The Women’s, Gender and Sexualities Studies (WGSS) program recently voted to accept a memorandum providing at least one full-time faculty member in exchange for not seeking departmental status within the next five years.
The proposal benefits students and current faculty with an additional person to shoulder the weight of the courseload — something the ever-growing program desperately requires — and bolster the credibility of the program for when they ultimately decide to seek departmental status.
We at The New Paltz Oracle support whatever decision those in the department see fit, however, we believe it is imperative the program be given departmental status — sooner rather than later. We understand the importance of waiting until the program is strong enough prior to seeking the change in status, but we firmly believe the students earning degrees in this field deserve the same attention and support throughout their studies awarded to any other field.
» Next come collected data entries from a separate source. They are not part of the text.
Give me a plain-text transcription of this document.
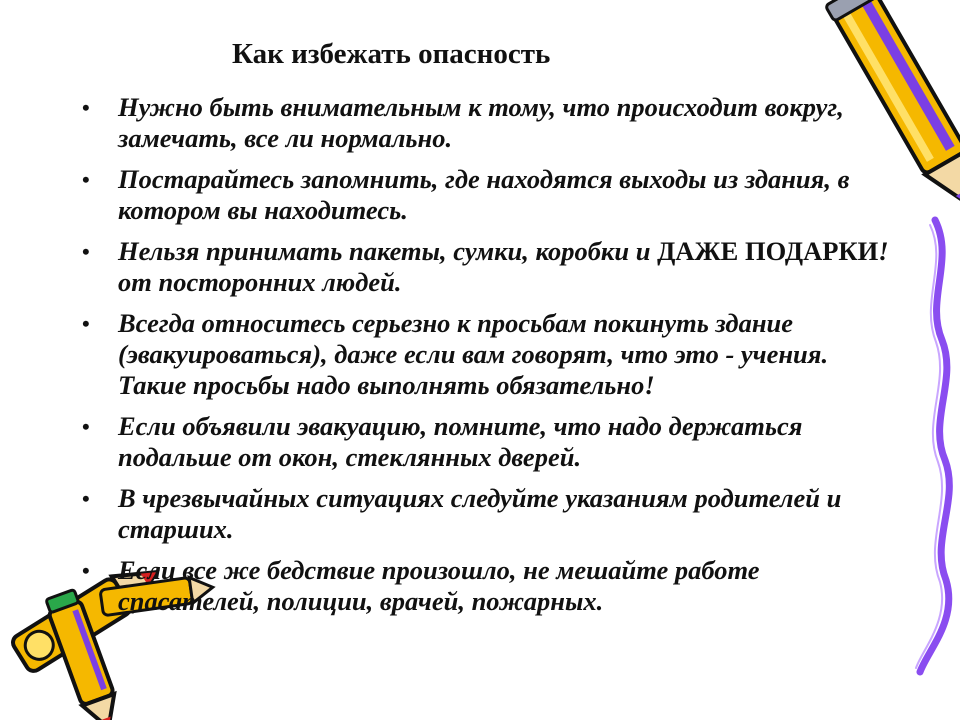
Как избежать опасность
• Нужно быть внимательным к тому, что происходит вокруг, замечать, все ли нормально.
• Постарайтесь запомнить, где находятся выходы из здания, в котором вы находитесь.
• Нельзя принимать пакеты, сумки, коробки и ДАЖЕ ПОДАРКИ! от посторонних людей.
• Всегда относитесь серьезно к просьбам покинуть здание (эвакуироваться), даже если вам говорят, что это - учения. Такие просьбы надо выполнять обязательно!
• Если объявили эвакуацию, помните, что надо держаться подальше от окон, стеклянных дверей.
• В чрезвычайных ситуациях следуйте указаниям родителей и старших.
• Если все же бедствие произошло, не мешайте работе спасателей, полиции, врачей, пожарных.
The five year timeline set by administration, good-intentioned as it may be, fails to address the urgency of the situation where students are graduating from an under-staffed and over-worked program. With 36 students in the major, 36 students in the minor and countless students recieving General Education credits through WGSS courses, the program and those students deserve undivided attention.
Currently the WGSS program is comprised of faculty members who also teach full courseloads in their respective departments. The program does not currently have a full-time professor with a higher degree in Women’s or gender studies. While students benefit from a truly interdisciplinary study with professors from a diverse selection of academic backgrounds, the aforementioned faculty are forced to divide their attention to their many teaching and academic pursuits.
Though admirable on the part of the faculty members who look to provide a variety of classes through a feminist lens, it’s ultimately a disservice to all parties involved to stretch the professors so thin. Students graduating from the program at SUNY New Paltz are at a disadvantage to those who graduate from departments elsewhere; there’s legitimacy in the name and all the trappings of a full-fledge department would only serve to improve their educations. Departmental status would mean these students are given majors and minors built comprehensively and thoroughly with their fields in mind with significantly less strain on their professors.
While this proposal offers at least one additional full-time faculty member to the program alone, we see this as a sort of quick, temporary fix. It patches the hole in the roof but does little to repair greater structural problems. At best, it’s only the first step to helping the program and its students see their full potential.
We recognize a trend on our campus of being incredibly concerned, outraged and outspoken for a brief time only to forget and lose momentum when the subject leaves the mainstream campus consciousness. We implore our campus community — from administration and faculty to students — to maintain constant support for the program in the upcoming years and to continue to call for the change in status. We sincerely hope this matter will not be swept under the rug after a small act of appeasement.
After all, many students say the WGSS program completely alters the way they approach and frame their educations. The critical, interdisciplinary coursework and insights of the feminist lens opens students eyes to institutionalized social inequality and gives valuable attention to the personal and political “problems that have no name[s].”
We believe that deserves all the support we can offer.